Thursday, May 7, 2009

Tulips in May

As difficult as it was to take a decent photograph of my nieces and nephews when we went to see the tulip fields in Mt. Vernon last Sunday, this one of my nephew Jean-Paolo turned out kind of refreshing and funny! He blended in in the sea of red with his red coat that was almost the exact same shade as the tulips, which he could care less about, but judging from this pic, I think he enjoyed himself along with his brother and two older sisters.


Enjoy the pics of my family as I share this spetacular annual show with them!

My nieces Trisha & Alex.

My nephew, BJ.

BJ in a sea of Red.

Tulip fields in Roozengaarde

Tito (Uncle) Riz with Pao Pao.

My sister, Gretchen.

In a field of Tulipa 'Negrita'
Yours truly with my neon green shirt that just looks smashing with the deep violet of Tulipa 'Negrita'. hehe

Tulipa 'Ballerina'
Back at Landwave, my stands of Tulipa 'Ballerina' that just lights up the spring garden.

More tulip pics on my Flickr page, here.

Busy plant sales make me happy!!

It's been so exciting and so incredibly encouraging to see that interest hasn't waned when it comes to buying plants for gardens during this tough economy.

Having sold plants at the Arboretum Foundation's huge FLORABUNDANCE sale and attended the recent King County Master Gardener's Plant Sale, I was quite impressed with the crowds and fellow vendors who were more than happy to restock after only a single day of brisk sales! It was tremendous!

Edibles are flying off the tables and I've noticed several growers who normally focus on ornamentals start carrying edibles in their booths. Marketing strategy? Oh, absolutely! It's like saying "Here's something you can grow and eat, but also looks pretty. Oh and so does that plant. You can't eat that one, but it's so incredibly cool and this is what it'll do for you."

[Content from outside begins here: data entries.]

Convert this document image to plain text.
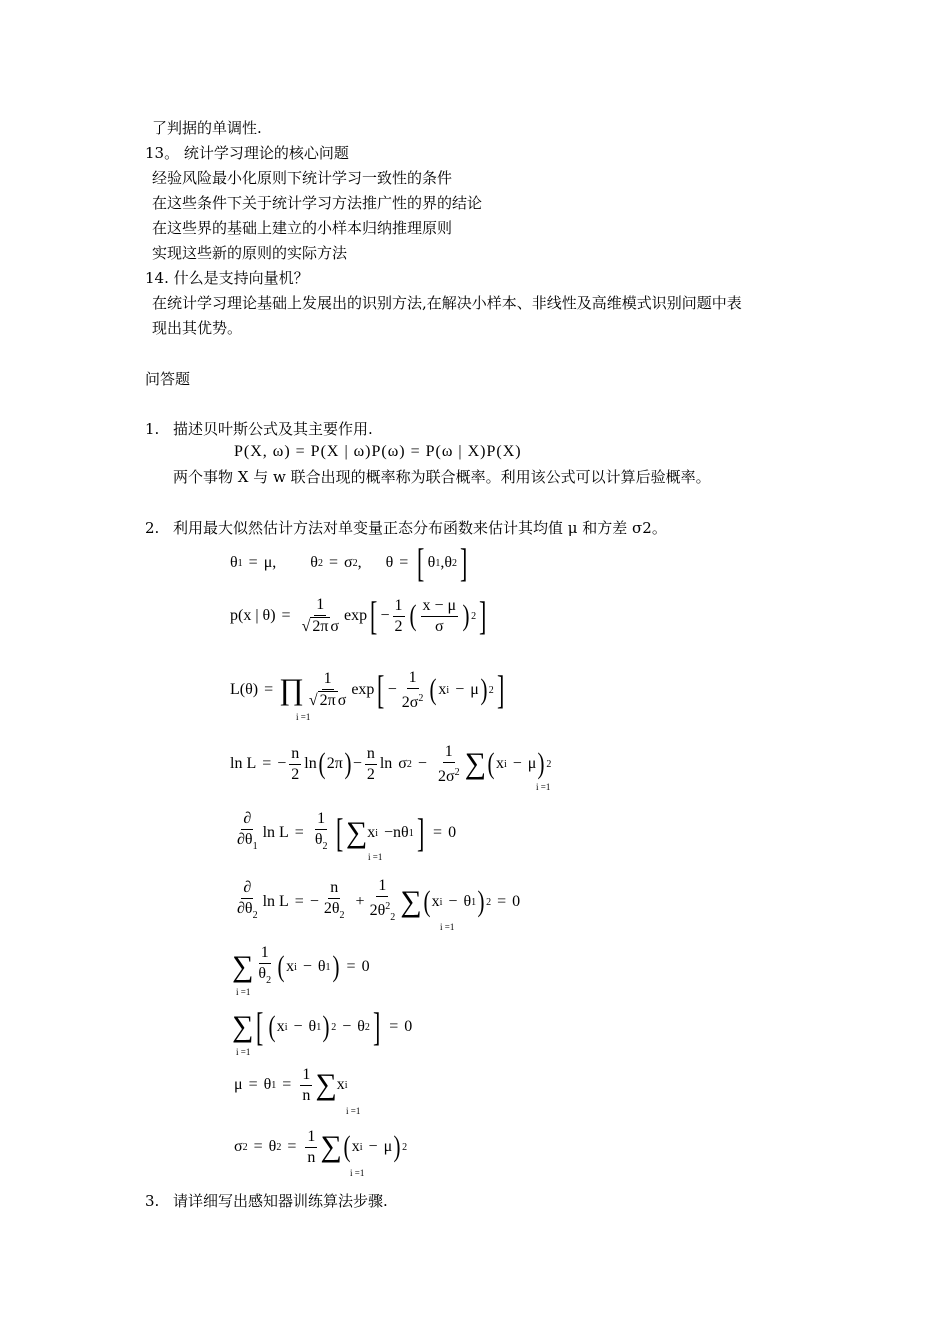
了判据的单调性.
13。 统计学习理论的核心问题
经验风险最小化原则下统计学习一致性的条件
在这些条件下关于统计学习方法推广性的界的结论
在这些界的基础上建立的小样本归纳推理原则
实现这些新的原则的实际方法
14. 什么是支持向量机？
在统计学习理论基础上发展出的识别方法,在解决小样本、非线性及高维模式识别问题中表
现出其优势。
问答题
1. 描述贝叶斯公式及其主要作用.
P(X, ω) = P(X | ω)P(ω) = P(ω | X)P(X)
两个事物 X 与 w 联合出现的概率称为联合概率。利用该公式可以计算后验概率。
2. 利用最大似然估计方法对单变量正态分布函数来估计其均值 μ 和方差 σ2。
θ 1 = μ , θ 2 = σ 2 , θ = [ θ 1 , θ 2 ]
p(x | $\theta) = \frac{1}{\text{√ 2π σ}}$ exp [ − $\frac{1}{2}$ ( $\frac{x - \mu}{\sigma}$ ) 2 ]
L(θ) = ∏ $\frac{1}{\text{√ 2π σ}}$ exp [ − $\frac{1}{2\sigma^2}$ ( x i − μ ) 2 ]
i =1
ln L = − $\frac{n}{2}$ ln ( 2π ) − $\frac{n}{2}$ ln σ $2 - \frac{1}{2\sigma^2}$ ∑ ( x i − μ ) 2
i =1
$\frac{\partial}{\partial\theta_1}$ $\ln L = \frac{1}{\theta_2}$ [ ∑ x i − n θ 1 ] = 0
i =1
$\frac{\partial}{\partial\theta_2}$ ln L = − $\frac{n}{2\theta_2} + \frac{1}{2\theta^2_2}$ ∑ ( x i − θ 1 ) 2 = 0
i =1
∑ $\frac{1}{\theta_2}$ ( x i − θ 1 ) = 0
i =1
∑ [ ( x i − θ 1 ) 2 − θ 2 ] = 0
i =1
μ = θ $1 = \frac{1}{n}$ ∑ x i
i =1
σ 2 = θ $2 = \frac{1}{n}$ ∑ ( x i − μ ) 2
i =1
3. 请详细写出感知器训练算法步骤.
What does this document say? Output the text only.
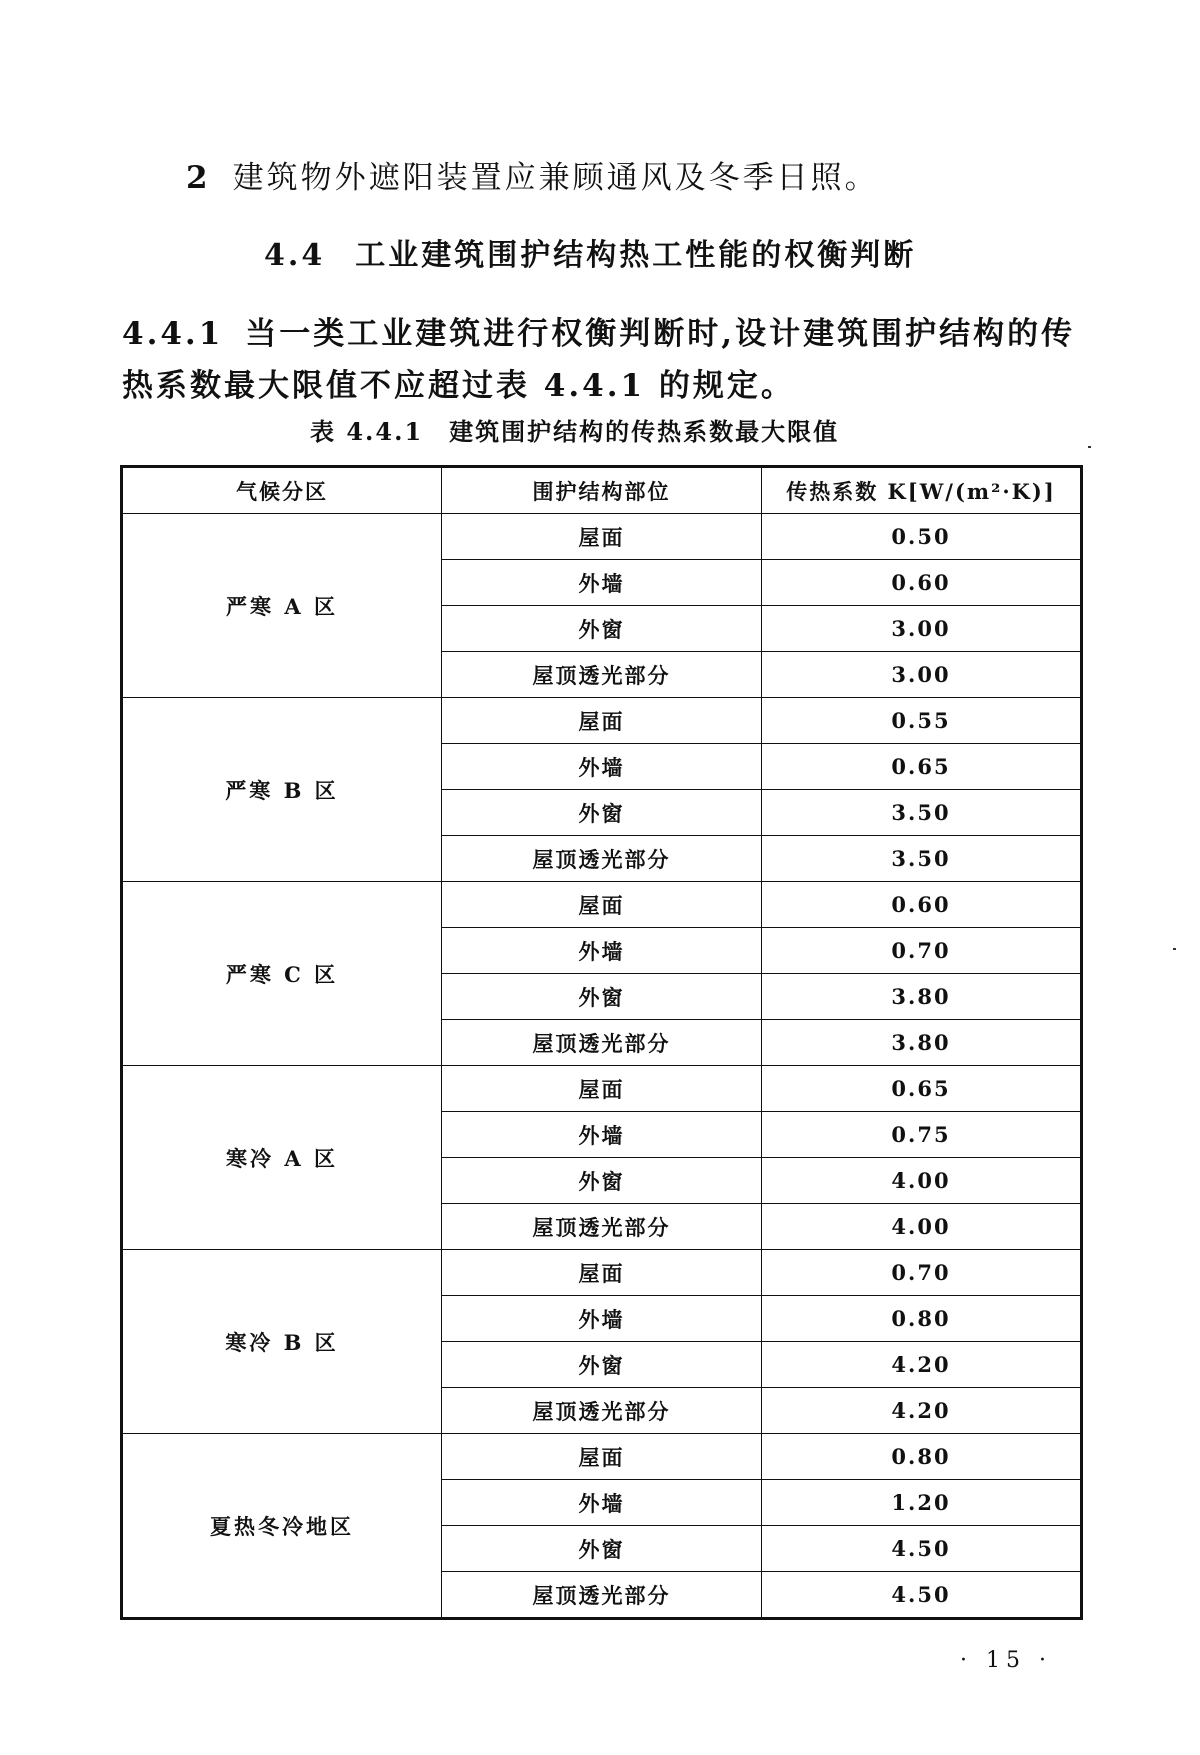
2 建筑物外遮阳装置应兼顾通风及冬季日照。

4.4 工业建筑围护结构热工性能的权衡判断

4.4.1 当一类工业建筑进行权衡判断时,设计建筑围护结构的传热系数最大限值不应超过表 4.4.1 的规定。

表 4.4.1 建筑围护结构的传热系数最大限值

气候分区	围护结构部位	传热系数 K[W/(m²·K)]
严寒 A 区	屋面	0.50
	外墙	0.60
	外窗	3.00
	屋顶透光部分	3.00
严寒 B 区	屋面	0.55
	外墙	0.65
	外窗	3.50
	屋顶透光部分	3.50
严寒 C 区	屋面	0.60
	外墙	0.70
	外窗	3.80
	屋顶透光部分	3.80
寒冷 A 区	屋面	0.65
	外墙	0.75
	外窗	4.00
	屋顶透光部分	4.00
寒冷 B 区	屋面	0.70
	外墙	0.80
	外窗	4.20
	屋顶透光部分	4.20
夏热冬冷地区	屋面	0.80
	外墙	1.20
	外窗	4.50
	屋顶透光部分	4.50
· 15 ·
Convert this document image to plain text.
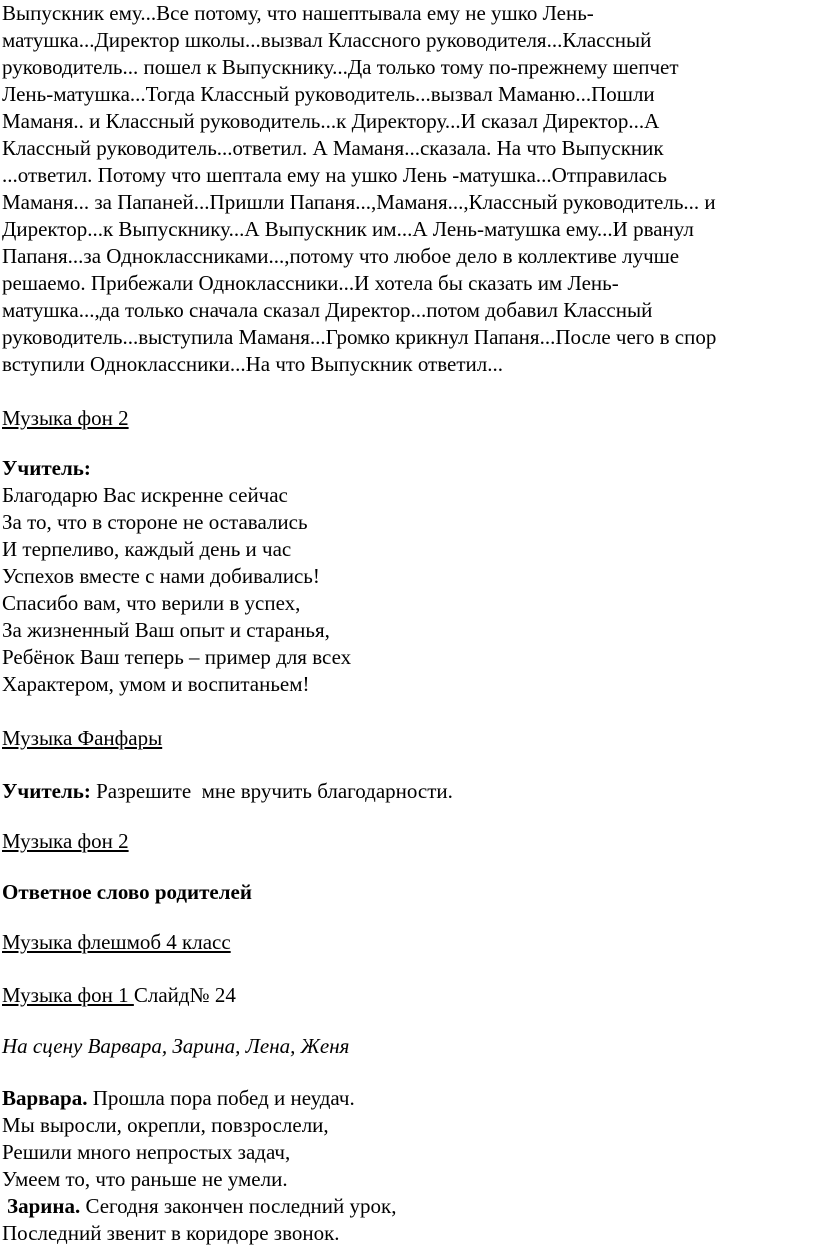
Выпускник ему...Все потому, что нашептывала ему не ушко Лень-
матушка...Директор школы...вызвал Классного руководителя...Классный
руководитель... пошел к Выпускнику...Да только тому по-прежнему шепчет
Лень-матушка...Тогда Классный руководитель...вызвал Маманю...Пошли
Маманя.. и Классный руководитель...к Директору...И сказал Директор...А
Классный руководитель...ответил. А Маманя...сказала. На что Выпускник
...ответил. Потому что шептала ему на ушко Лень -матушка...Отправилась
Маманя... за Папаней...Пришли Папаня...,Маманя...,Классный руководитель... и
Директор...к Выпускнику...А Выпускник им...А Лень-матушка ему...И рванул
Папаня...за Одноклассниками...,потому что любое дело в коллективе лучше
решаемо. Прибежали Одноклассники...И хотела бы сказать им Лень-
матушка...,да только сначала сказал Директор...потом добавил Классный
руководитель...выступила Маманя...Громко крикнул Папаня...После чего в спор
вступили Одноклассники...На что Выпускник ответил...
Музыка фон 2
Учитель:
Благодарю Вас искренне сейчас
За то, что в стороне не оставались
И терпеливо, каждый день и час
Успехов вместе с нами добивались!
Спасибо вам, что верили в успех,
За жизненный Ваш опыт и старанья,
Ребёнок Ваш теперь – пример для всех
Характером, умом и воспитаньем!
Музыка Фанфары
Учитель: Разрешите  мне вручить благодарности.
Музыка фон 2
Ответное слово родителей
Музыка флешмоб 4 класс
Музыка фон 1 Слайд№ 24
На сцену Варвара, Зарина, Лена, Женя
Варвара. Прошла пора побед и неудач.
Мы выросли, окрепли, повзрослели,
Решили много непростых задач,
Умеем то, что раньше не умели.
Зарина. Сегодня закончен последний урок,
Последний звенит в коридоре звонок.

I've even started to venture into more edibles this year, myself. Yes, I'm following a trend, but at the same time, I'm rediscovering the benefits of growing my own food and that anticipation of the harvest after a long season is always thrilling to me.

Keep it up the good work and ongoing sales, folks. Plants are life!


Tuesday, May 5, 2009

Tough Day at Work

Man, the things a gardener goes through. This torrential downpour certainly doesn't help things.

Contact me with the full story.


Friday, May 1, 2009

This should have been ME!

So yeah, some of you know that I auditioned for American Idol, but didn't make the cut to the next round (where you get to perform in front of Simon, Paula and Randy). I learned that you had to be really REALLY GOOD or just had to be a complete ass for national television.

Anyway, I found this the other day:

American Idol runner-up, David Archuleta, sings his single "Crush" IN A FLOWER SHOP OF ALL PLACES!


Now, I wonder if David Archuleta or any American Idol has any interest in plants, flowers and gardening. How about Susan Boyle??!! Oh, that woman is so sweet and inspiring! She comes across as someone who would be interested in growing plants!